Saya menafsirkan pernyataan itu “menyimpang” dari garis banteng: PDIP mencalonkan Ganjar Pranowo dan saat ini tidak peduli iblis siapapun yang jadi cawapresnya, ya logikanya seharusnya tetap suarakan dukung Ganjar.

Jokowi beda: jelas dulu cawapresnya baru ia menginstruksikan pendukungnya untuk menjatuhkan pilihan.

Berarti:

Jokowi tidak mengidentifikasikan dirinya dalam hal politik elektoral kepada PDIP.

Ia seolah menganggap dirinya adalah “imperium” terpisah dari banteng dan mau kirim sinyal kepada siapa saja bahwa ia pun layak jadi “kingmaker”—taipan politiknya perlu melihat sinyal itu bekerja.

Ia tampaknya merepresentasikan “kekuatan lain” yang kemungkinan besar ia bangun bersama kelompok “non-politiknya” selama dua periode ia menjabat dan sampai saat ini masih menempati posisi strategis dalam keputusan pengelolaan sumber daya negara.

Banyak info beredar bahwa cawapres jagoan dia adalah Erick Thohir dan Sandiaga Uno (bagi saya keduanya sepaket, sealiran, serahim kepentingannya, bak permainan dua kaki)—jika Prabowo tidak memungkinkan dirayu menjadi cawapres Ganjar.

Tapi, podcast “Tempo” membocoraluskan kabarnya Megawati menolak baik Erick maupun Sandi.

Salah satu alasannya karena dianggap berpotensi kasus hukum di kemudian hari.

Disebut contohnya kasus GOTO Rp6,4 triliun—yang kerap saya tulis.

Terserah Anda mau percaya atau tidak dengan informasi itu.

Monggo dicek-ricek.

***

Namun, bagi saya, situasi sekarang justru memperjelas dugaan bahwa “imperium” Jokowi itu ada, berkuasa, dan mengendalikan institusi negara—termasuk penegak hukum.

Jika petinggi Nasdem bisa dikipas kasus BTS atau capres sebelah ditakut-takuti kasus Formula E, mengapa hal demikian tak berlaku sama dalam hal dugaan skandal GOTO, Rekind dll, yang diduga ada kaitannya dengan keluarga/kerabat bahkan bisa jadi Menteri BUMN sendiri?

Menteri BUMN sangat strategis posisinya karena berwenang memutuskan bagi-bagi jabatan pengurus (komisaris/direksi) atau jabatan lain di BUMN, duduk sebagai perwakilan pemegang saham Negara dalam RUPS, memutuskan arah aksi korporasi, menentukan penempatan investasi dana-dana pensiun BUMN dan sejenisnya, mengarahkan pengelolaan CSR atau bentuk-bentuk lain yang sangat berpotensi disimpangkan untuk kepentingan politik pribadi/golongan.

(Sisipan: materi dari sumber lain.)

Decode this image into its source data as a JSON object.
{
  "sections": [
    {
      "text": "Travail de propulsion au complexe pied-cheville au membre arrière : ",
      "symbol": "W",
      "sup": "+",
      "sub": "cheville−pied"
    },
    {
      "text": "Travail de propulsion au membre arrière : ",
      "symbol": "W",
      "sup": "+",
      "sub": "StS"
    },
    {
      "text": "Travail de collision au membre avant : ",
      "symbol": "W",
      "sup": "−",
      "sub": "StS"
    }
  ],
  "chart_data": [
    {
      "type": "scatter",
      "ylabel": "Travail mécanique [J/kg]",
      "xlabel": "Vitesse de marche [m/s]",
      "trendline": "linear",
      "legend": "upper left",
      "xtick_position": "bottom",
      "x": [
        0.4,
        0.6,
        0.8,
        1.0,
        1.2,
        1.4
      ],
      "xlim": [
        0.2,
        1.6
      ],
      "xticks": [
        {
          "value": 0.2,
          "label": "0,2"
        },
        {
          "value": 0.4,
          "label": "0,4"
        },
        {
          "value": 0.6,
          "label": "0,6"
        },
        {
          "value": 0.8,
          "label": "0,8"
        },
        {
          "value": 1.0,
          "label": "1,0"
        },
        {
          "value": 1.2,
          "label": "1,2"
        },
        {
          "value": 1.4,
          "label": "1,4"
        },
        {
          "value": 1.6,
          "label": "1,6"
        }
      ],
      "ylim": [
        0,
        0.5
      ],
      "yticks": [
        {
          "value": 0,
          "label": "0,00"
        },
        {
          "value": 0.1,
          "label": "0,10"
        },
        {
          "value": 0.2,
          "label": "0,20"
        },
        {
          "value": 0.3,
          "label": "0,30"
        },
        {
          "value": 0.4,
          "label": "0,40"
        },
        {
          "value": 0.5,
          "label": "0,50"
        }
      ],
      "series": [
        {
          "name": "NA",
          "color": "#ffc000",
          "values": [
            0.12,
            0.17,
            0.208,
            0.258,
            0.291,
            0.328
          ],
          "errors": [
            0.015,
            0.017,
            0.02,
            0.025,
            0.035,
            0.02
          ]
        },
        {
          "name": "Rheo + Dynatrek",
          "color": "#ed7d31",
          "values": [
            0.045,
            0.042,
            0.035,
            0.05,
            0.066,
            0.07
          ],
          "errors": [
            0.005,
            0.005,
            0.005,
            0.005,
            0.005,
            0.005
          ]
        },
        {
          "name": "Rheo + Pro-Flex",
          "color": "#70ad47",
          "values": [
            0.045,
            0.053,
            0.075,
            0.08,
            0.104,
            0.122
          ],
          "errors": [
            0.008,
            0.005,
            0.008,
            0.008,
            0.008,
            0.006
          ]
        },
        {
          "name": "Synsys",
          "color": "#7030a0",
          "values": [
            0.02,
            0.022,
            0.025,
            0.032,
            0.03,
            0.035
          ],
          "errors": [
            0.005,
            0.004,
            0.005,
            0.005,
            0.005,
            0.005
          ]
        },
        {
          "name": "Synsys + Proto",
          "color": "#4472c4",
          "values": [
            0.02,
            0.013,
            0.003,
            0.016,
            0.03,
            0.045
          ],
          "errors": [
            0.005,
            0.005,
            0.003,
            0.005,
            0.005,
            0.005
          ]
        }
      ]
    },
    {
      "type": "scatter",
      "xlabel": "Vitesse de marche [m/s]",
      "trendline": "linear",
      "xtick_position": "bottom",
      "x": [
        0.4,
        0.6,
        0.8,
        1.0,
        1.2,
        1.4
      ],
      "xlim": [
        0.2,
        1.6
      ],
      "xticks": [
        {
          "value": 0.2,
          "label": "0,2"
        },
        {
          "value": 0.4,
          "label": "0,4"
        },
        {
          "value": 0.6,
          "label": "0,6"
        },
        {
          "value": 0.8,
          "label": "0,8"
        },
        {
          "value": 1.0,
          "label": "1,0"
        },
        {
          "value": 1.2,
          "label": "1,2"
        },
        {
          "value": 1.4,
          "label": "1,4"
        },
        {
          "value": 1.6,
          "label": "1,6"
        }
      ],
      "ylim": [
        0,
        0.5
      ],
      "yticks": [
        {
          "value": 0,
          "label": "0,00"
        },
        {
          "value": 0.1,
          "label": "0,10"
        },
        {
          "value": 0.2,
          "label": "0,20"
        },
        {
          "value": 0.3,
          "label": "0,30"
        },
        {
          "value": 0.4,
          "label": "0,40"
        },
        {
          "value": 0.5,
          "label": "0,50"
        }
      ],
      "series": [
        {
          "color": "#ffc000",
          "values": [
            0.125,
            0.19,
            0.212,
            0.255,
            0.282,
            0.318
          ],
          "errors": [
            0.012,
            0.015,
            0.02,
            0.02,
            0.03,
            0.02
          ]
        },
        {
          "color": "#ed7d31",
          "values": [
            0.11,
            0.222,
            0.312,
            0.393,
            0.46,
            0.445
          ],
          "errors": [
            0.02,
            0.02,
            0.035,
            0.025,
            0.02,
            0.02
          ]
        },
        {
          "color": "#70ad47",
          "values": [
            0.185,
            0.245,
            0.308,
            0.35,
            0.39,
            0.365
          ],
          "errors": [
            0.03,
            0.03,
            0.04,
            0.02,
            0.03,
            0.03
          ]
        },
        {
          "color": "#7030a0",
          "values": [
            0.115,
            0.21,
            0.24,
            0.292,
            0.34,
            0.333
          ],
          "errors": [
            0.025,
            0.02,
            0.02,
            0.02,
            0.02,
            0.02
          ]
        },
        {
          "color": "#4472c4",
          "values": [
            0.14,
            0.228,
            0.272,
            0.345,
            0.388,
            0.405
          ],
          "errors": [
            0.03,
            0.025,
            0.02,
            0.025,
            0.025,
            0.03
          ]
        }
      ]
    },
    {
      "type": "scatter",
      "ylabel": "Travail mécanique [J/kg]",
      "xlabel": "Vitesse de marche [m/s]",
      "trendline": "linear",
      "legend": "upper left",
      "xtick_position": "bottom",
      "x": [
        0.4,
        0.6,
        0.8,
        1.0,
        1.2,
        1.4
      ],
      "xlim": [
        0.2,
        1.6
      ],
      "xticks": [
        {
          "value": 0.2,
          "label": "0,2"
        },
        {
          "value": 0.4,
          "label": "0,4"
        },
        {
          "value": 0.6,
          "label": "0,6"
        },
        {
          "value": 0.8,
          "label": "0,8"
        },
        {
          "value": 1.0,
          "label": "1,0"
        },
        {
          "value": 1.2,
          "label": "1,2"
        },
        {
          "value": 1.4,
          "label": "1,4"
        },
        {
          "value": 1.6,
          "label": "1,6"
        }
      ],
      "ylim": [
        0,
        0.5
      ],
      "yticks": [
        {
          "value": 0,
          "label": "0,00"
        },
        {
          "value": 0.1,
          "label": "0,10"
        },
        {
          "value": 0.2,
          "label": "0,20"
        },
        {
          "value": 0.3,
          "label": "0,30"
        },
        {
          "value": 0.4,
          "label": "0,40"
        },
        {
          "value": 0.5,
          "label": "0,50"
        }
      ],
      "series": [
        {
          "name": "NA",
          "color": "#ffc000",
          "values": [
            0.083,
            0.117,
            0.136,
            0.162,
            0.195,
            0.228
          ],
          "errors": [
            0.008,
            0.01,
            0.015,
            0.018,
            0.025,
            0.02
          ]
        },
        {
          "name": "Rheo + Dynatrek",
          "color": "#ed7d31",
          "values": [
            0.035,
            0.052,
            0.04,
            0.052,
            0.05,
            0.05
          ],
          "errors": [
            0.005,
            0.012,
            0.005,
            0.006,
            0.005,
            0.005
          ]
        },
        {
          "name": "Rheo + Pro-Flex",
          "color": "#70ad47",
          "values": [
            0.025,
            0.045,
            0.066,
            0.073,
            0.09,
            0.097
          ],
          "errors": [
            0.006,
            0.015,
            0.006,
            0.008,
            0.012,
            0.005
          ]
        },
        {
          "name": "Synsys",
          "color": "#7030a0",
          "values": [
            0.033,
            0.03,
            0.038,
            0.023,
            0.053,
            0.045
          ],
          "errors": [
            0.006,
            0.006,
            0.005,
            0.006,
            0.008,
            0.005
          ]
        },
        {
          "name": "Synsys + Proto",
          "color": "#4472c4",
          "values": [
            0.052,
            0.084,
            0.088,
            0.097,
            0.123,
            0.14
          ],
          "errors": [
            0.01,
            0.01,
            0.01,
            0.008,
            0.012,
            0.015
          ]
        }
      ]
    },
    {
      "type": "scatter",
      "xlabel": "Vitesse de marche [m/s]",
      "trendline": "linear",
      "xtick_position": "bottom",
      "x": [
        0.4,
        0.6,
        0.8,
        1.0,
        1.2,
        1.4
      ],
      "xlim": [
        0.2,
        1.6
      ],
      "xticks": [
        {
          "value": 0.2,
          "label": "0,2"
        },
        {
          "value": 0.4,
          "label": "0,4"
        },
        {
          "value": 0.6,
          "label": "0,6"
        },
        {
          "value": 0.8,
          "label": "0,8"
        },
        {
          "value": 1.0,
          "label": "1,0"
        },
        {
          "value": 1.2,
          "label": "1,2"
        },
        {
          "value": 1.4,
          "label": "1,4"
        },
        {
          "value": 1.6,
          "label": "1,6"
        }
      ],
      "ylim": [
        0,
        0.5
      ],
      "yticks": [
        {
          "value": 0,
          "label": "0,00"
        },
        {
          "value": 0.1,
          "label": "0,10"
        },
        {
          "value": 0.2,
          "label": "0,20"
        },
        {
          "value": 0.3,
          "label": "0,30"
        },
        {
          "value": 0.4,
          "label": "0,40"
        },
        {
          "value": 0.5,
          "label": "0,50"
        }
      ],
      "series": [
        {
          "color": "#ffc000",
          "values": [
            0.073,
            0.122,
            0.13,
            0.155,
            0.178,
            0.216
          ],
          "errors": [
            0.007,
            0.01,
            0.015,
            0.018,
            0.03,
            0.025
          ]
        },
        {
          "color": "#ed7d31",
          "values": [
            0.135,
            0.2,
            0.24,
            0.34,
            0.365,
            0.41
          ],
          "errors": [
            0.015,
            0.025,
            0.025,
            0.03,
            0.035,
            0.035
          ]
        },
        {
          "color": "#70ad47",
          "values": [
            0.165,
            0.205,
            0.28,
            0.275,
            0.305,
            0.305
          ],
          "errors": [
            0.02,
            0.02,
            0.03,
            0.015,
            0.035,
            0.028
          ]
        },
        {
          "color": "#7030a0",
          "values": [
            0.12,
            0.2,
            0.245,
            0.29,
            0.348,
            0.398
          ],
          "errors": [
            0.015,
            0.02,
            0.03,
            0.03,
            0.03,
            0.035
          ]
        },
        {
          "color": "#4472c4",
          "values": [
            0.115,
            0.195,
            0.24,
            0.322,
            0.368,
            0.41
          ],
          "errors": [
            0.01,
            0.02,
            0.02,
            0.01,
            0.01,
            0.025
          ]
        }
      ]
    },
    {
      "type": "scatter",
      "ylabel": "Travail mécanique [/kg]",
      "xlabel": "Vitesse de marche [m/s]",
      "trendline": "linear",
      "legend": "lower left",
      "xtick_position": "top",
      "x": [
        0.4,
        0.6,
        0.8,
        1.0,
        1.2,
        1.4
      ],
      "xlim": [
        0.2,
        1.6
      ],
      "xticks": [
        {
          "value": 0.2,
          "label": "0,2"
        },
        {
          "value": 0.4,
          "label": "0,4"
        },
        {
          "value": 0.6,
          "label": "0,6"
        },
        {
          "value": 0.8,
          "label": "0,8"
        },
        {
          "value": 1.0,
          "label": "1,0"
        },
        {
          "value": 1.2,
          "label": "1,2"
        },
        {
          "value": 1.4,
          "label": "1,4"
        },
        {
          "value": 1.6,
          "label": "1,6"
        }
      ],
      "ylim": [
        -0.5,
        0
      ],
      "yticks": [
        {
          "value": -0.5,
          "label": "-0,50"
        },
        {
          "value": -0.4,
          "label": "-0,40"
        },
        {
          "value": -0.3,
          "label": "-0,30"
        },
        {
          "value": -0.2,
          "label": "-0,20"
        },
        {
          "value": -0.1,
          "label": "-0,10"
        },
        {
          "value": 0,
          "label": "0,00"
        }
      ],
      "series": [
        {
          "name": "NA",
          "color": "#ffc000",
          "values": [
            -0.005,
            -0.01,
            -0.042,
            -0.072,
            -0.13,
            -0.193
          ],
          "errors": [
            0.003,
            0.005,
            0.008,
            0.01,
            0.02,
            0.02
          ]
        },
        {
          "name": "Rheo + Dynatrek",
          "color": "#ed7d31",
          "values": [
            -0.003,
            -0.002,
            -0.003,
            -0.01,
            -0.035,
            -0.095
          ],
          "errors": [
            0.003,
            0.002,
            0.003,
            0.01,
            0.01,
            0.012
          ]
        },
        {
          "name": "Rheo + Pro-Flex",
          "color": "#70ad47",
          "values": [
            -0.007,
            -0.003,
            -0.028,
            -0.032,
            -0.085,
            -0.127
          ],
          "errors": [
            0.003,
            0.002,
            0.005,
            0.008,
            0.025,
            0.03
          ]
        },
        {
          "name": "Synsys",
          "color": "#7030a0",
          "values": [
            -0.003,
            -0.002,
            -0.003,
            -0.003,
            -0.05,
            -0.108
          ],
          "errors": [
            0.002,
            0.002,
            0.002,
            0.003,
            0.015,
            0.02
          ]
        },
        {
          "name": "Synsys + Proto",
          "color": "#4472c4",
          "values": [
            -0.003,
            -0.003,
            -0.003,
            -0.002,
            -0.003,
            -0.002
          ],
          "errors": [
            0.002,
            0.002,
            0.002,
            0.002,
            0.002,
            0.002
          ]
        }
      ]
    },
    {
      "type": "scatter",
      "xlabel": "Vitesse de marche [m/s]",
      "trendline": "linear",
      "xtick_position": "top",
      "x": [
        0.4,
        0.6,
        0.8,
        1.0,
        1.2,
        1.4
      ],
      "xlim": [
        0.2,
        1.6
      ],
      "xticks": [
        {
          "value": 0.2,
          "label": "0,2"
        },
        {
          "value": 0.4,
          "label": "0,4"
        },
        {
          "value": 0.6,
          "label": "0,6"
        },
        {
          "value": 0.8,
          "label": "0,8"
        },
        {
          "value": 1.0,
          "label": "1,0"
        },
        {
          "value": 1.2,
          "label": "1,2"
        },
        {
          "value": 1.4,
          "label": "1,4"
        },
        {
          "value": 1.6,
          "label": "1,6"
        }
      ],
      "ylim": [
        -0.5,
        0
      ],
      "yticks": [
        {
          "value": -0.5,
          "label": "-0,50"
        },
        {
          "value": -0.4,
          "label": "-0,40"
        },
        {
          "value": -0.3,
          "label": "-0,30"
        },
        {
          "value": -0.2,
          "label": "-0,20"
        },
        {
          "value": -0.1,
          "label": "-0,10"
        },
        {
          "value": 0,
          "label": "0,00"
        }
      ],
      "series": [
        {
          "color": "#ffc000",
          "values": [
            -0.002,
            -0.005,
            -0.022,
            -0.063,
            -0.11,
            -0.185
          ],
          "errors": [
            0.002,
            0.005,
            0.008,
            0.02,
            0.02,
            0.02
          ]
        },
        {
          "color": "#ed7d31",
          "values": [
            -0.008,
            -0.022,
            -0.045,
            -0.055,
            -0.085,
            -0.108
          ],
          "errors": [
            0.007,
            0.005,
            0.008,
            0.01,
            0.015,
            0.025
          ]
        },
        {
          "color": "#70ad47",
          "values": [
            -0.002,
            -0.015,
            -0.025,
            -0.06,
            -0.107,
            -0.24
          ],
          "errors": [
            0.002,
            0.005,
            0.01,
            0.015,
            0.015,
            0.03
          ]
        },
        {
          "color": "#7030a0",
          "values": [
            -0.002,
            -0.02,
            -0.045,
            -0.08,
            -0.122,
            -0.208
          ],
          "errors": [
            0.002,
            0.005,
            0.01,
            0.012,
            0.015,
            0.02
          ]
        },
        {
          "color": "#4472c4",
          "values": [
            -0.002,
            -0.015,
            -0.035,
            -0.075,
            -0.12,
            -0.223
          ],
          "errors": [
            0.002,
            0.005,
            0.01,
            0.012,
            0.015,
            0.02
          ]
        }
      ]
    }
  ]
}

Total aset BUMN itu ribuan triliun dan seksi betul jadi sapi perah.

Yang jelas, justru sekaranglah bangsa ini memerlukan desakan TRANSPARANSI, EVALUASI, dan PERTANGGUNGJAWABAN yang lebih tegas terhadap pemerintahan Jokowi selama dua periode ini melalui cara-cara yang patut dan konstitusional, terutama menyangkut kebijakan strategis dan sensitif.

Tak hanya perkara GOTO dan Rekind tetapi juga bisa dipertanyakan mulai dari pelaksanaan Tax Amnesty yang melibatkan sejumlah taipan dan dana jumbonya, konsesi sumber daya alam terutama batubara dan nikel, keberpihakan tertentu dalam perang dagang AS vs China, dugaan “dinasti politik” dan nepotisme dalam penentuan jabatan publik, kebijakan divestasi perusahaan negara, konflik kepentingan di antara bisnis pejabat negara, keluarga, dan kroninya.

Kita musti lebih cerdas dan kritis.

Jangan mau BERLANJUT secara membabi-buta.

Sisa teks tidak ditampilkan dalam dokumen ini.